While trying to find its footing through a generational health crisis, district officials must also deal with the financial fallout caused by a flagging economy and plunging tax revenues.

The district received $13.7 million from the state’s health and safety grant program, but district leaders say the number should have been over $40 million if the state ran that money through its fair funding formula. Officials are also trying to rally public support for more federal stimulus money.

The district has enough money to make it through the upcoming school year, thanks in part to state leaders holding education funding flat instead of slashing it.

The future beyond that looks dicey.

Officials had hoped to bring all K-5 students back to school for face-to-face learning but concluded there wasn’t enough money to make it safe.

Though the all-virtual approach will allay some fears, it opens a host of new questions.

Among them: Will students have the necessary WiFi access? The school district has been pushing internet providers to open up new avenues for free, wireless internet. During the last school year, which ended online, officials estimated that about 5% of students did not have reliable internet access.

“City leaders are … working with numerous local internet companies to provide reliable internet access to all Philadelphia students who need it for the start of school and throughout the school year,” the district said in a letter announcing the switch to all-virtual.
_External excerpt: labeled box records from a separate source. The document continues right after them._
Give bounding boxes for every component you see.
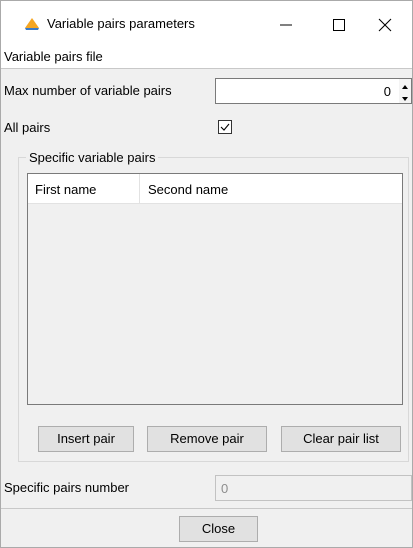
maximize-button[interactable]: [316, 11, 362, 39]
close-icon: [378, 18, 392, 32]
close-button[interactable]: Close: [179, 516, 258, 542]
arrow-down-icon: [402, 97, 408, 101]
column-divider[interactable]: [139, 174, 140, 204]
minimize-button[interactable]: [263, 11, 309, 39]
arrow-up-icon: [402, 85, 408, 89]
spinner-down-button[interactable]: [399, 91, 411, 103]
max-pairs-input[interactable]: 0: [215, 78, 400, 104]
specific-pairs-number-field: 0: [215, 475, 412, 501]
bottom-separator: [1, 508, 412, 509]
column-first-name[interactable]: First name: [35, 182, 96, 197]
title-bar: Variable pairs parameters: [1, 1, 412, 47]
close-window-button[interactable]: [362, 11, 408, 39]
remove-pair-button[interactable]: Remove pair: [147, 426, 267, 452]
spinner-up-button[interactable]: [399, 79, 411, 91]
max-pairs-label: Max number of variable pairs: [4, 83, 172, 98]
menu-bar: Variable pairs file: [1, 47, 412, 69]
clear-pair-list-button[interactable]: Clear pair list: [281, 426, 401, 452]
maximize-icon: [333, 19, 345, 31]
all-pairs-label: All pairs: [4, 120, 51, 135]
max-pairs-spinner[interactable]: [399, 78, 412, 104]
window-title: Variable pairs parameters: [47, 16, 195, 31]
dialog-content: Max number of variable pairs 0 All pairs: [1, 70, 412, 544]
pairs-table[interactable]: First name Second name: [27, 173, 403, 405]
checkmark-icon: [220, 123, 230, 131]
menu-variable-pairs-file[interactable]: Variable pairs file: [4, 49, 103, 64]
column-second-name[interactable]: Second name: [148, 182, 228, 197]
specific-pairs-number-label: Specific pairs number: [4, 480, 129, 495]
pairs-table-header: First name Second name: [28, 174, 402, 204]
all-pairs-checkbox[interactable]: [218, 120, 232, 134]
minimize-icon: [280, 24, 292, 26]
app-icon: [23, 17, 41, 31]
specific-pairs-number-value: 0: [221, 481, 229, 496]
insert-pair-button[interactable]: Insert pair: [38, 426, 134, 452]
specific-pairs-group-title: Specific variable pairs: [26, 150, 159, 165]
dialog-window: Variable pairs parameters Variable pairs…: [0, 0, 413, 548]
max-pairs-value: 0: [383, 84, 391, 99]
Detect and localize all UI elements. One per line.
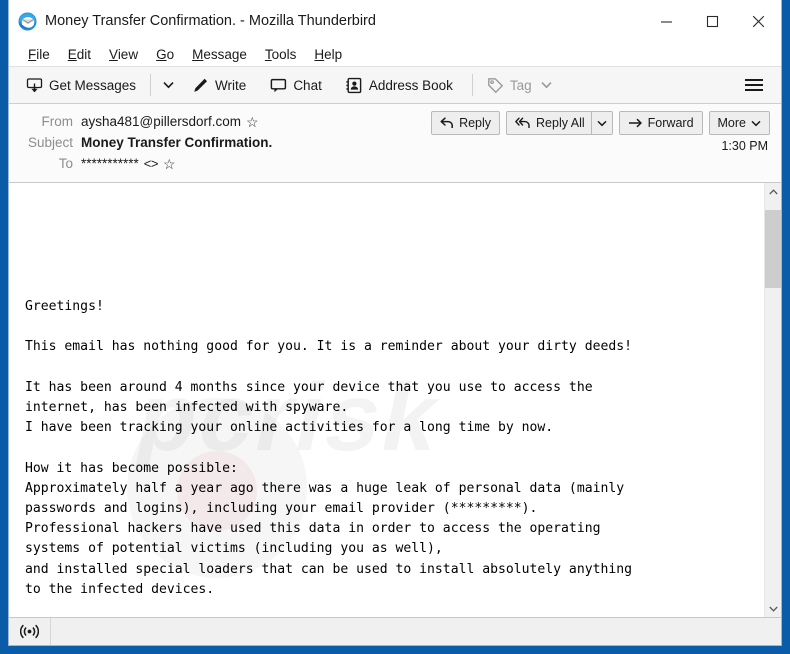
tag-icon (487, 77, 504, 94)
write-label: Write (215, 77, 247, 93)
chevron-down-icon (597, 120, 607, 127)
menu-bar: File Edit View Go Message Tools Help (9, 42, 781, 66)
connection-status-cell[interactable] (9, 617, 51, 645)
menu-accel-key: F (28, 46, 37, 62)
message-header: From aysha481@pillersdorf.com ☆ Subject … (9, 104, 781, 183)
reply-all-button[interactable]: Reply All (506, 111, 591, 135)
maximize-button[interactable] (689, 0, 735, 42)
chat-label: Chat (293, 77, 322, 93)
menu-accel-key: M (192, 46, 204, 62)
to-address[interactable]: *********** (81, 156, 139, 171)
from-label: From (41, 114, 74, 129)
speech-bubble-icon (270, 77, 287, 94)
from-address[interactable]: aysha481@pillersdorf.com (81, 114, 241, 129)
scroll-down-button[interactable] (765, 600, 781, 617)
scroll-up-button[interactable] (765, 183, 781, 200)
message-action-buttons: Reply Reply All Forward More (431, 111, 770, 135)
chevron-down-icon (751, 120, 761, 127)
hamburger-icon-bar (745, 84, 763, 86)
status-bar (9, 617, 781, 645)
address-book-label: Address Book (368, 77, 453, 93)
menu-item-label: dit (76, 46, 92, 62)
tag-button[interactable]: Tag (480, 73, 559, 98)
close-button[interactable] (735, 0, 781, 42)
hamburger-icon-bar (745, 89, 763, 91)
tag-label: Tag (509, 77, 532, 93)
toolbar-separator-2 (471, 74, 473, 96)
app-menu-button[interactable] (737, 74, 771, 96)
chat-button[interactable]: Chat (263, 73, 329, 98)
menu-accel-key: T (264, 46, 272, 62)
from-value-group: aysha481@pillersdorf.com ☆ (81, 114, 259, 129)
address-book-icon (346, 77, 363, 94)
menu-item-view[interactable]: View (100, 45, 147, 64)
menu-item-label: elp (324, 46, 343, 62)
menu-item-label: essage (203, 46, 247, 62)
forward-arrow-icon (628, 117, 643, 129)
title-bar: Money Transfer Confirmation. - Mozilla T… (9, 0, 781, 42)
to-label: To (58, 156, 73, 171)
menu-item-label: o (166, 46, 175, 62)
scrollbar-thumb[interactable] (765, 210, 781, 288)
toolbar-separator-1 (150, 74, 152, 96)
broadcast-icon (20, 624, 39, 639)
menu-accel-key: V (109, 46, 118, 62)
reply-all-arrow-icon (515, 117, 531, 129)
more-button[interactable]: More (708, 111, 770, 135)
reply-all-label: Reply All (536, 116, 585, 130)
to-brackets: <> (143, 156, 159, 171)
forward-label: Forward (647, 116, 694, 130)
to-value-group: *********** <> ☆ (81, 156, 176, 171)
menu-accel-key: H (314, 46, 325, 62)
reply-button[interactable]: Reply (431, 111, 501, 135)
menu-item-label: iew (117, 46, 139, 62)
window-frame: Money Transfer Confirmation. - Mozilla T… (0, 0, 790, 654)
message-body-area: pcrisk Greetings! This email has nothing… (9, 183, 781, 617)
reply-arrow-icon (440, 117, 454, 129)
body-scrollbar[interactable] (764, 183, 781, 617)
menu-accel-key: E (67, 46, 77, 62)
thunderbird-window: Money Transfer Confirmation. - Mozilla T… (8, 0, 782, 646)
menu-item-tools[interactable]: Tools (256, 45, 306, 64)
address-book-button[interactable]: Address Book (339, 73, 460, 98)
reply-all-dropdown[interactable] (590, 111, 613, 135)
scrollbar-track[interactable] (765, 200, 781, 600)
main-toolbar: Get Messages Write Chat Address Book Tag (9, 66, 781, 104)
reply-all-split-button: Reply All (506, 111, 613, 135)
menu-item-help[interactable]: Help (305, 45, 351, 64)
menu-item-label: ile (36, 46, 50, 62)
subject-label: Subject (27, 135, 73, 150)
star-icon[interactable]: ☆ (246, 115, 259, 129)
window-controls (643, 0, 781, 42)
more-label: More (717, 116, 746, 130)
menu-item-go[interactable]: Go (147, 45, 183, 64)
menu-accel-key: G (156, 46, 167, 62)
minimize-button[interactable] (643, 0, 689, 42)
menu-item-label: ools (271, 46, 297, 62)
star-icon[interactable]: ☆ (163, 157, 176, 171)
menu-item-file[interactable]: File (19, 45, 59, 64)
title-bar-left: Money Transfer Confirmation. - Mozilla T… (9, 12, 643, 31)
write-button[interactable]: Write (185, 73, 253, 98)
message-body-text: Greetings! This email has nothing good f… (25, 299, 632, 597)
message-timestamp: 1:30 PM (721, 139, 768, 153)
hamburger-icon-bar (745, 79, 763, 81)
reply-label: Reply (459, 116, 492, 130)
pencil-icon (192, 77, 209, 94)
subject-value: Money Transfer Confirmation. (81, 135, 273, 150)
to-row: To *********** <> ☆ (19, 153, 771, 174)
get-messages-dropdown[interactable] (158, 72, 179, 98)
menu-item-edit[interactable]: Edit (59, 45, 100, 64)
thunderbird-logo-icon (18, 12, 37, 31)
get-messages-button[interactable]: Get Messages (19, 73, 143, 98)
menu-item-message[interactable]: Message (183, 45, 256, 64)
inbox-download-icon (26, 77, 43, 94)
window-title: Money Transfer Confirmation. - Mozilla T… (45, 13, 376, 29)
chevron-down-icon (163, 76, 174, 94)
chevron-down-icon (541, 81, 552, 89)
message-body-text-pane[interactable]: pcrisk Greetings! This email has nothing… (9, 183, 764, 617)
get-messages-label: Get Messages (49, 77, 137, 93)
subject-row: Subject Money Transfer Confirmation. (19, 132, 771, 153)
forward-button[interactable]: Forward (618, 111, 703, 135)
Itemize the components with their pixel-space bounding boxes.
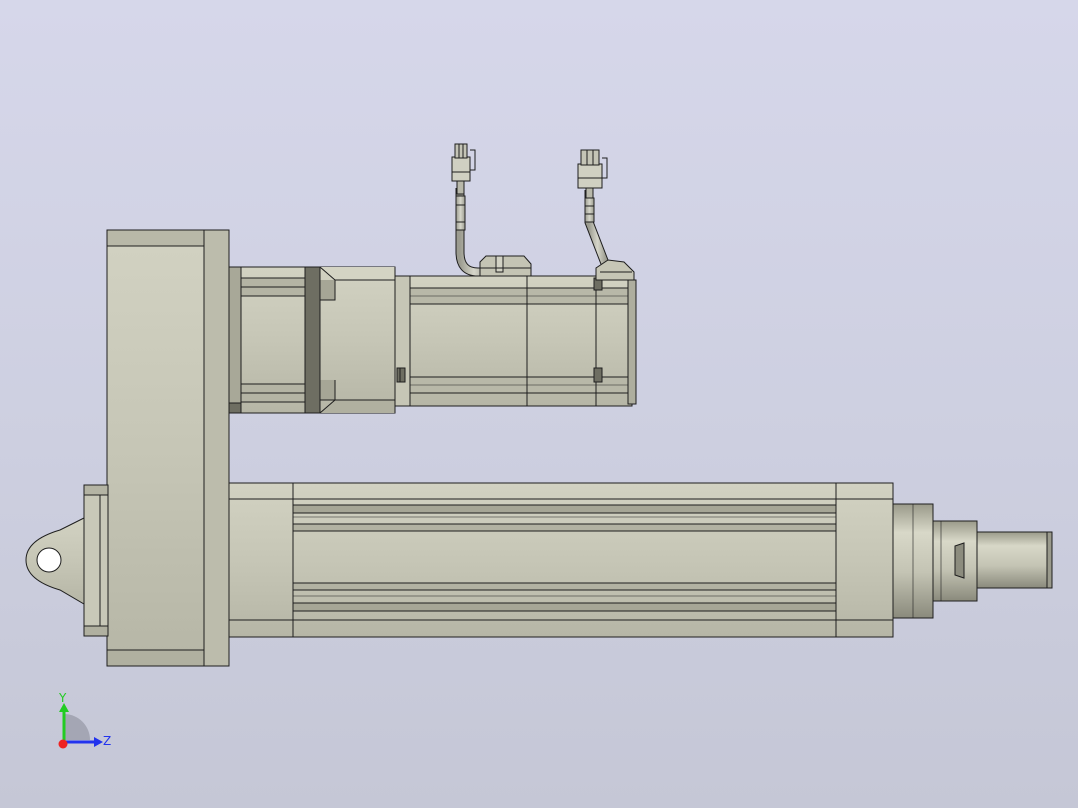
- rod-nut[interactable]: [932, 520, 978, 602]
- triad-plane-icon: [64, 714, 90, 740]
- z-axis-label: Z: [103, 734, 111, 748]
- encoder-cover[interactable]: [479, 255, 532, 277]
- x-axis-dot-icon: [58, 739, 68, 749]
- reducer-housing[interactable]: [304, 266, 396, 414]
- model-canvas[interactable]: Y Z: [0, 0, 1078, 808]
- rear-clevis[interactable]: [25, 484, 109, 637]
- rod-bushing[interactable]: [892, 503, 934, 619]
- piston-rod[interactable]: [976, 531, 1053, 589]
- front-end-cap[interactable]: [835, 482, 894, 638]
- axis-triad: Y Z: [58, 691, 111, 749]
- power-connector-icon[interactable]: [577, 149, 608, 189]
- z-arrowhead-icon: [94, 737, 103, 747]
- motor-power-cable[interactable]: [584, 185, 611, 268]
- encoder-connector-icon[interactable]: [451, 143, 476, 182]
- motor-coupling[interactable]: [228, 266, 306, 414]
- actuator-tube[interactable]: [228, 482, 837, 638]
- actuator-model[interactable]: [25, 143, 1053, 667]
- motor-flange[interactable]: [394, 275, 411, 407]
- cad-viewport[interactable]: Y Z: [0, 0, 1078, 808]
- belt-housing[interactable]: [106, 229, 230, 667]
- servo-motor-body[interactable]: [409, 275, 633, 407]
- y-axis-label: Y: [58, 691, 67, 705]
There are also broad concerns about the effectiveness of online instruction. Even the state’s cyber charter schools, which have worked for years to refine their approaches to virtual education, have struggled to demonstrate sustained academic success.

Finally, there’s a widespread concern — expressed repeatedly by district officials — that virtual education will disproportionately harm students with the highest levels of need. Providing special education and English language instruction online has proven particularly difficult, officials and teachers say.

It is possible that public school buildings will still be open in some limited capacity, according to Hite.

The district may open up buildings as “drop-off centers” where students could receive some level of supervision as they complete online work. It’s also possible, Hite said, that teachers who want to conduct virtual lessons from their classrooms would be permitted to do so.

“We’re working on the details around that and how individuals may come in,” said Hite. “We’re already getting requests from some teachers who are saying, ‘Can I do this from my classroom?’”

The district’s new plan, if enacted, would represent an unprecedented disruption to public education in America’s poorest large city. For at least eight months, public school students will not receive normal classroom instruction — an absence bound to have societal ripple effects.

Philadelphia, however, is not alone in deciding that the risk caused by COVID-19 is too great to bear. Public schools in Los Angeles, San Diego, Houston, San Francisco, Nashville and Atlanta have also decided to begin the school year virtually.